Hidden injuries after an auto accident

On Behalf of | Mar 27, 2020 | Firm News

You got in a car wreck weeks ago and thought you were okay. However, now you are suffering mysterious symptoms. Could they be results of the accident? 

Some ailments may not be apparent right away. If these conditions are serious, you may be facing prolonged rehabilitation, ongoing medical expenses and extended periods of time away from work. Do not let financial concerns stop you from getting the care you need. You and your family should not have to suffer needlessly due to someone else’s negligence. Here are some potential signs of crash-related injuries and when to seek help. 

Back injuries 

If you were rear-ended, you may experience whiplash. Headaches and a sore neck are the most common symptoms. Whiplash can also cause dizziness, blurred vision and depression. Having your car struck at any angle can lead to serious spinal cord injuries. Such injuries may not be noticeable right away, as bleeding or swelling along the spine may occur gradually and worsen over time. If you experience severe muscle spasms or loss of bladder control, get checked immediately. 

Brain trauma 

High-speed wrecks and rollovers sometimes result in brain injuries. If your head hits the steering wheel, the windshield or a side window, you may have bruises or gashes. However, even if you see no outward signs of trauma, the crash may still affect your brain. Traumatic brain injury may cause impaired memory or difficulty concentrating. You may also have trouble communicating or notice changes to your personality. A specialist should be able to reach an accurate diagnosis and treatment plan. 
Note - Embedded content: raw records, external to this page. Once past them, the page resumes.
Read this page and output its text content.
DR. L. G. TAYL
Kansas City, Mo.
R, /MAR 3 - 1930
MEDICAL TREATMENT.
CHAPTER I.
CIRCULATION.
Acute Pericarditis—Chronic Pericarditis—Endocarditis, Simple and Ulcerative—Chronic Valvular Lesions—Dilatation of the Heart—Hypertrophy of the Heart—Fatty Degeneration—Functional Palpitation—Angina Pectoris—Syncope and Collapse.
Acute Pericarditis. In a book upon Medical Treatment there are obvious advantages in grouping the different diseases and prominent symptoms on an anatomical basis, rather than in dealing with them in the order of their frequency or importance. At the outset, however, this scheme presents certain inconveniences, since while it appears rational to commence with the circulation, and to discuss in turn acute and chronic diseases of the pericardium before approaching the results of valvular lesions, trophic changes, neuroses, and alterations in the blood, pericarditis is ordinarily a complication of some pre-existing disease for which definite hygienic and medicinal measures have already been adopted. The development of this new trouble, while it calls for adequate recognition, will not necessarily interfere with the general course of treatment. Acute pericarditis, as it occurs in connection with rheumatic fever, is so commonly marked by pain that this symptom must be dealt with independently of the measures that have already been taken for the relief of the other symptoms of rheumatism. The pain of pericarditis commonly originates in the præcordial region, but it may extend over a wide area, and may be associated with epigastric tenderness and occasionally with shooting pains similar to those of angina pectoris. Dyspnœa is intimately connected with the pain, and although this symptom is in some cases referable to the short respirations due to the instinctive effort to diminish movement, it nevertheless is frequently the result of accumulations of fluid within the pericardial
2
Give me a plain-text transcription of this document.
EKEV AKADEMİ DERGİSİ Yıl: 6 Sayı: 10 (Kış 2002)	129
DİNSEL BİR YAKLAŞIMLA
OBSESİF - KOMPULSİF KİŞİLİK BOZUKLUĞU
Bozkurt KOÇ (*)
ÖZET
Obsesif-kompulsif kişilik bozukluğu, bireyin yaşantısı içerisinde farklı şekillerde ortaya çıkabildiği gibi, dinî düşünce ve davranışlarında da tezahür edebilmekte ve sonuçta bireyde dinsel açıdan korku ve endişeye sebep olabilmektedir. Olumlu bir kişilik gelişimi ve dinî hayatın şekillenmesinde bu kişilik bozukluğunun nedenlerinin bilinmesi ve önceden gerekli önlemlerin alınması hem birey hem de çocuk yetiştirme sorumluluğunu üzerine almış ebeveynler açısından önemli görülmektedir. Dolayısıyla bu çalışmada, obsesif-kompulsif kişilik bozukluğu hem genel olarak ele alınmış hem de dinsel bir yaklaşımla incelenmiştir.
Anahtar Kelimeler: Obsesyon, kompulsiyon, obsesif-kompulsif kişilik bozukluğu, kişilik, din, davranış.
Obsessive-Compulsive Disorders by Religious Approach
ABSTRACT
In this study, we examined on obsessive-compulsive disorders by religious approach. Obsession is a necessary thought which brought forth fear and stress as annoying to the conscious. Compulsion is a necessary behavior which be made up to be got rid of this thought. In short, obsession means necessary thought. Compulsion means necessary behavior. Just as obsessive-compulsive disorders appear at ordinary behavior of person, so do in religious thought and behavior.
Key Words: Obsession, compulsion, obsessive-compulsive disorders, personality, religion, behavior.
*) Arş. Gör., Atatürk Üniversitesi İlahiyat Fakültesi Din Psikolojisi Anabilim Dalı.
Mental and emotional distress 

It is normal to respond to a car accident with shock, disbelief and anger. However, sometimes the mental or emotional anguish is so extreme that it disrupts your life. You may find yourself unable to sleep or you may wake with recurring nightmares. You may be unable to function due to constant anxiety. These are signs of post-traumatic stress, a condition that you should address. Mental health professionals may be able to help.